物憂げな表情で清宮(左)に視線を向ける栗山監督

 爆発はいつか――。日本ハム・清宮幸太郎内野手(21)の足踏みが続いている。2日から再開した練習試合で一軍帯同を続けているが、ここまで11打数1安打。無安打が続いていた4日のロッテ戦後には、栗山監督から「すっとこどっこいだよ!」と“喝”が飛んだ。打撃だけではない。安打を放った5日のDeNA戦では左前打で出塁直後、打球が左足に直撃。
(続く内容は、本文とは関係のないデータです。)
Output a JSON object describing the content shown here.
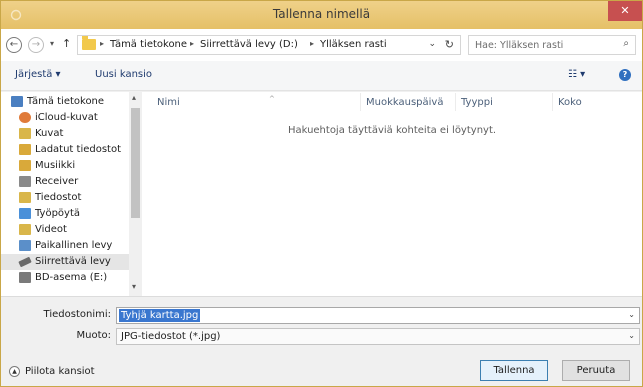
{
  "window": {
    "title": "Tallenna nimellä",
    "close_label": "✕"
  },
  "address": {
    "crumbs": [
      "Tämä tietokone",
      "Siirrettävä levy (D:)",
      "Ylläksen rasti"
    ],
    "search_placeholder": "Hae: Ylläksen rasti"
  },
  "toolbar": {
    "organize_label": "Järjestä ▾",
    "new_folder_label": "Uusi kansio"
  },
  "nav": {
    "items": [
      {
        "label": "Tämä tietokone",
        "icon": "computer-icon",
        "color": "#4a7fc1"
      },
      {
        "label": "iCloud-kuvat",
        "icon": "icloud-icon",
        "color": "#e07b3a"
      },
      {
        "label": "Kuvat",
        "icon": "pictures-folder-icon",
        "color": "#d9b64a"
      },
      {
        "label": "Ladatut tiedostot",
        "icon": "downloads-folder-icon",
        "color": "#d9a93a"
      },
      {
        "label": "Musiikki",
        "icon": "music-folder-icon",
        "color": "#d9a93a"
      },
      {
        "label": "Receiver",
        "icon": "receiver-icon",
        "color": "#8a8a8a"
      },
      {
        "label": "Tiedostot",
        "icon": "documents-folder-icon",
        "color": "#d9b64a"
      },
      {
        "label": "Työpöytä",
        "icon": "desktop-folder-icon",
        "color": "#4a90d9"
      },
      {
        "label": "Videot",
        "icon": "videos-folder-icon",
        "color": "#d9b64a"
      },
      {
        "label": "Paikallinen levy",
        "icon": "local-disk-icon",
        "color": "#5b8fc9"
      },
      {
        "label": "Siirrettävä levy",
        "icon": "removable-drive-icon",
        "color": "#6a6a6a"
      },
      {
        "label": "BD-asema (E:)",
        "icon": "bd-drive-icon",
        "color": "#7a7a7a"
      }
    ],
    "selected_index": 10
  },
  "filelist": {
    "columns": [
      "Nimi",
      "Muokkauspäivä",
      "Tyyppi",
      "Koko"
    ],
    "empty_message": "Hakuehtoja täyttäviä kohteita ei löytynyt."
  },
  "form": {
    "filename_label": "Tiedostonimi:",
    "filename_value": "Tyhjä kartta.jpg",
    "filetype_label": "Muoto:",
    "filetype_value": "JPG-tiedostot (*.jpg)"
  },
  "footer": {
    "hide_folders_label": "Piilota kansiot",
    "save_label": "Tallenna",
    "cancel_label": "Peruuta"
  }
}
守備妨害でアウトになり、指揮官を「俺が笑っている場合じゃないんだけどさ」と苦笑させた。

 かねて先輩選手からは「高校時代にあれだけの実績を残した選手だし、実際にポテンシャルもある選手なのはみんな分かっている。ただ、マイペース調整で今まではいいかもしれなかったが、後輩もどんどん入ってくるわけだし、そろそろチャンスで結果を残せるようにならないと厳しくなってくるよね」と心配の声も上がっていた。
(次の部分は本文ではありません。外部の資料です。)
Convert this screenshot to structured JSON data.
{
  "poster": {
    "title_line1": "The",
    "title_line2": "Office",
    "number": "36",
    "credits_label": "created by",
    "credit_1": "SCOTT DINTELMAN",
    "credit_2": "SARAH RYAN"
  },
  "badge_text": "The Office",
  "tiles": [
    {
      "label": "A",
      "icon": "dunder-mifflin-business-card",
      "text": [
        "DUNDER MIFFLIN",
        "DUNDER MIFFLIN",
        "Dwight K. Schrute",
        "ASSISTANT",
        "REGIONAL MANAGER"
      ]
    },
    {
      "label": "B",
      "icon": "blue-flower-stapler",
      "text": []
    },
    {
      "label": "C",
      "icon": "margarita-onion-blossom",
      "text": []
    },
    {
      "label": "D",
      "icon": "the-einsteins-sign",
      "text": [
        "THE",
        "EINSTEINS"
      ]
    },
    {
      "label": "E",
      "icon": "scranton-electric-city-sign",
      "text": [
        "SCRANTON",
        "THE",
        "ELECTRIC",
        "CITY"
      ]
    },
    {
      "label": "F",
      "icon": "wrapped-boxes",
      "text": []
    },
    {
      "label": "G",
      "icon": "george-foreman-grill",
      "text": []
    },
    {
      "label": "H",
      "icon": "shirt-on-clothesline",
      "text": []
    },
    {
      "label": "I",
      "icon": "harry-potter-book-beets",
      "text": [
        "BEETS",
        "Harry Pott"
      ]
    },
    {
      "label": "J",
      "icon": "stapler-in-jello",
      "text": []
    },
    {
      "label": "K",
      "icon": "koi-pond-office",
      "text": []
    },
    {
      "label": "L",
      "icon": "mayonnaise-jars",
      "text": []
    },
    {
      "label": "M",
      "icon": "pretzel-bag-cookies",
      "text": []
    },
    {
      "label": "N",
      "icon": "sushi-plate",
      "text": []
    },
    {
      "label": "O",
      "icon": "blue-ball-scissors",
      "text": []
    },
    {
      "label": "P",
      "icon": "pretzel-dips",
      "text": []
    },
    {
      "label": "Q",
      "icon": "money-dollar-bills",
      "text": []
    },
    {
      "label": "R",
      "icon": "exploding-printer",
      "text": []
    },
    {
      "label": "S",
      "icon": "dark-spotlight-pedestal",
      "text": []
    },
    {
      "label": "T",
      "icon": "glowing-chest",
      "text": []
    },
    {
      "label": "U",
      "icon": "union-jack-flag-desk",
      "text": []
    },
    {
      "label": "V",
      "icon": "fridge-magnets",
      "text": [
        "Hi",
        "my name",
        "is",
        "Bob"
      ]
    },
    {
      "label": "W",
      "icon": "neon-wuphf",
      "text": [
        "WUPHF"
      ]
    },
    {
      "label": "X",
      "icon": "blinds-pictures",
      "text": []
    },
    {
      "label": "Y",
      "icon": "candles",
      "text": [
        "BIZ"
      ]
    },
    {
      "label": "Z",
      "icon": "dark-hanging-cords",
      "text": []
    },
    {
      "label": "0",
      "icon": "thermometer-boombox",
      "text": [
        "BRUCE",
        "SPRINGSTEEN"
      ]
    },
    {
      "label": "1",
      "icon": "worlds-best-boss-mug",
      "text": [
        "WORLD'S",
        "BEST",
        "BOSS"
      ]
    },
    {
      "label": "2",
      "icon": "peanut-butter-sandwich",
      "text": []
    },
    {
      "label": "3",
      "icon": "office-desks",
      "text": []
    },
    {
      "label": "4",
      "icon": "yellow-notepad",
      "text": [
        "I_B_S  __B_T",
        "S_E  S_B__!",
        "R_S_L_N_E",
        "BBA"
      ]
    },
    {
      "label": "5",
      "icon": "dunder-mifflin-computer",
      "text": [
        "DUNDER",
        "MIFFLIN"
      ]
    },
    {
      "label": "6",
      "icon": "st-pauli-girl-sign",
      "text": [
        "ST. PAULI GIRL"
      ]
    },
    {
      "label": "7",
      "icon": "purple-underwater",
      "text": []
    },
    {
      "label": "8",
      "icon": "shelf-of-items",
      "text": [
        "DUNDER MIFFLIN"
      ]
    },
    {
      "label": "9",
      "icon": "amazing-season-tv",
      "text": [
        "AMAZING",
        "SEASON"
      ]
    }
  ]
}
 実際、1学年下の野村佑希内野手(19)はここまで2試合に出場し、1本塁打を含む5打数2安打2打点に1盗塁と存在感を示している。同じ大砲候補の後輩の活躍に、うかうかしていられなくなってきたことも事実だ。栗山監督は「(野村は)いいね~。ワクワクするね!」と目を細める一方で「何なんだろうね。幸太郎のワクワクしなくなっちゃった感じは」とポツリ。「ワクワクはしているんだけど、打球が寂しいのよ。本人に聞くと『全然大丈夫です』とは言うけど、全然大丈夫じゃないよね。まあまあ、本人も考えてやっていると思うので」と物憂げな表情を浮かべた。

 高校通算111本塁打の怪童も勝負の3年目。開幕一軍に向け、ライバルとなる後輩に競り勝つためには結果を残すしかない。